In other words, doing any of the following in the country:
Development, operations, maintenance, community building, events, conferences…
All fall under “illegal activities.”
But in reality:
As long as you keep a low profile, don’t scam people, and don’t handle large-scale fund flows, they generally won’t go out of their way to cause you trouble. This is the “If the people don’t report, the officials don’t investigate” principle.
"Stablecoins pose the highest risk"—this is the core point.
Why?
Because stablecoins bypass foreign exchange controls. It’s like:
Quietly building an “unregulated mini-dollar system” inside the country. This is extremely sensitive for the authorities, so enforcement is very strict.
To sum up the impact, in my opinion it won’t be significant, because:
Everything that can be regulated has already been regulated, and industry players have moved overseas.
The market has long given up hope on mainland policies; funds and trading are mainly offshore. This is more of a stance than a destructive blow.

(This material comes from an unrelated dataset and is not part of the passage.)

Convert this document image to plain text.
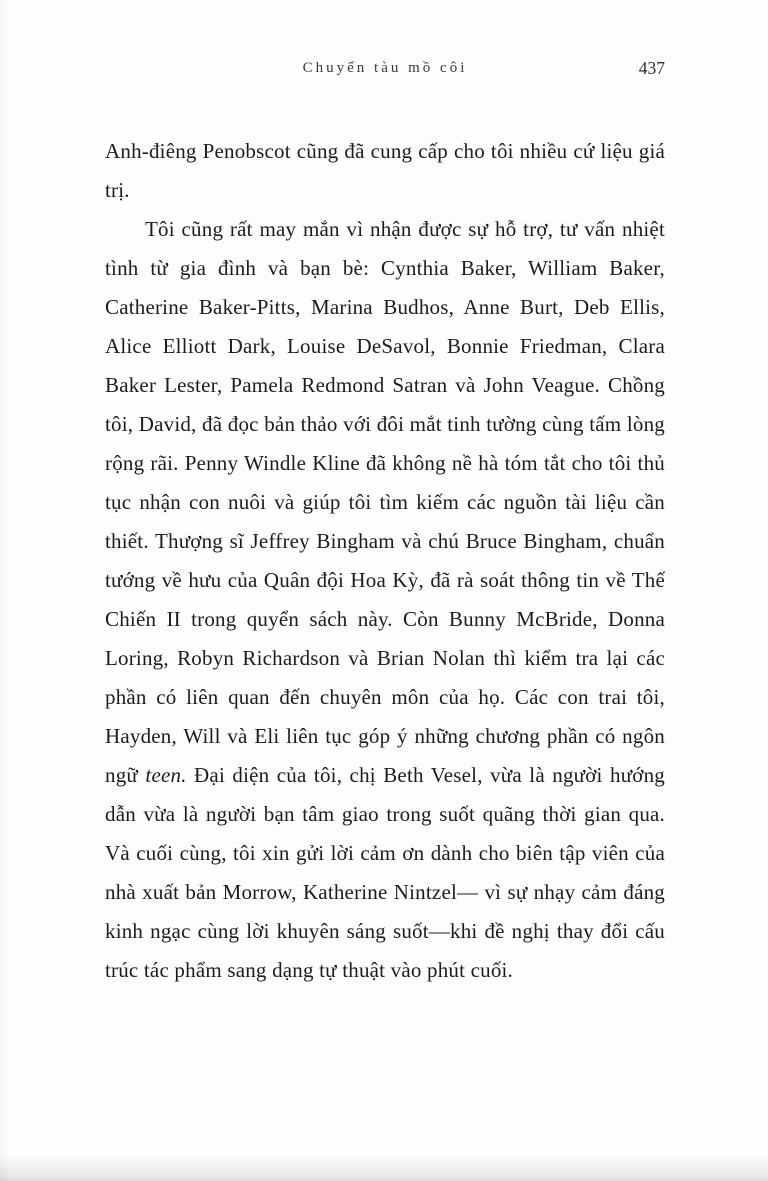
Chuyến tàu mồ côi	437

Anh-điêng Penobscot cũng đã cung cấp cho tôi nhiều cứ liệu giá trị.

Tôi cũng rất may mắn vì nhận được sự hỗ trợ, tư vấn nhiệt tình từ gia đình và bạn bè: Cynthia Baker, William Baker, Catherine Baker-Pitts, Marina Budhos, Anne Burt, Deb Ellis, Alice Elliott Dark, Louise DeSavol, Bonnie Friedman, Clara Baker Lester, Pamela Redmond Satran và John Veague. Chồng tôi, David, đã đọc bản thảo với đôi mắt tinh tường cùng tấm lòng rộng rãi. Penny Windle Kline đã không nề hà tóm tắt cho tôi thủ tục nhận con nuôi và giúp tôi tìm kiếm các nguồn tài liệu cần thiết. Thượng sĩ Jeffrey Bingham và chú Bruce Bingham, chuẩn tướng về hưu của Quân đội Hoa Kỳ, đã rà soát thông tin về Thế Chiến II trong quyển sách này. Còn Bunny McBride, Donna Loring, Robyn Richardson và Brian Nolan thì kiểm tra lại các phần có liên quan đến chuyên môn của họ. Các con trai tôi, Hayden, Will và Eli liên tục góp ý những chương phần có ngôn ngữ teen. Đại diện của tôi, chị Beth Vesel, vừa là người hướng dẫn vừa là người bạn tâm giao trong suốt quãng thời gian qua. Và cuối cùng, tôi xin gửi lời cảm ơn dành cho biên tập viên của nhà xuất bản Morrow, Katherine Nintzel— vì sự nhạy cảm đáng kinh ngạc cùng lời khuyên sáng suốt—khi đề nghị thay đổi cấu trúc tác phẩm sang dạng tự thuật vào phút cuối.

What you need to pay attention to:
Don’t publicly promote crypto domestically, don’t show off wealth, don’t hype things up, don’t participate in gray-market OTC or fund splitting, don’t engage in large-scale cross-border capital flows, and don’t cross content red lines as a content creator. Staying low-key is the best protection.
One final summary:
This policy won’t crash the market or change the bull-bear cycle, but it does reinforce one thing:
“Domestic prohibition, overseas activity” will be the long-term status quo. Stay low-key, know your boundaries, don’t touch gray areas—this is the safest approach.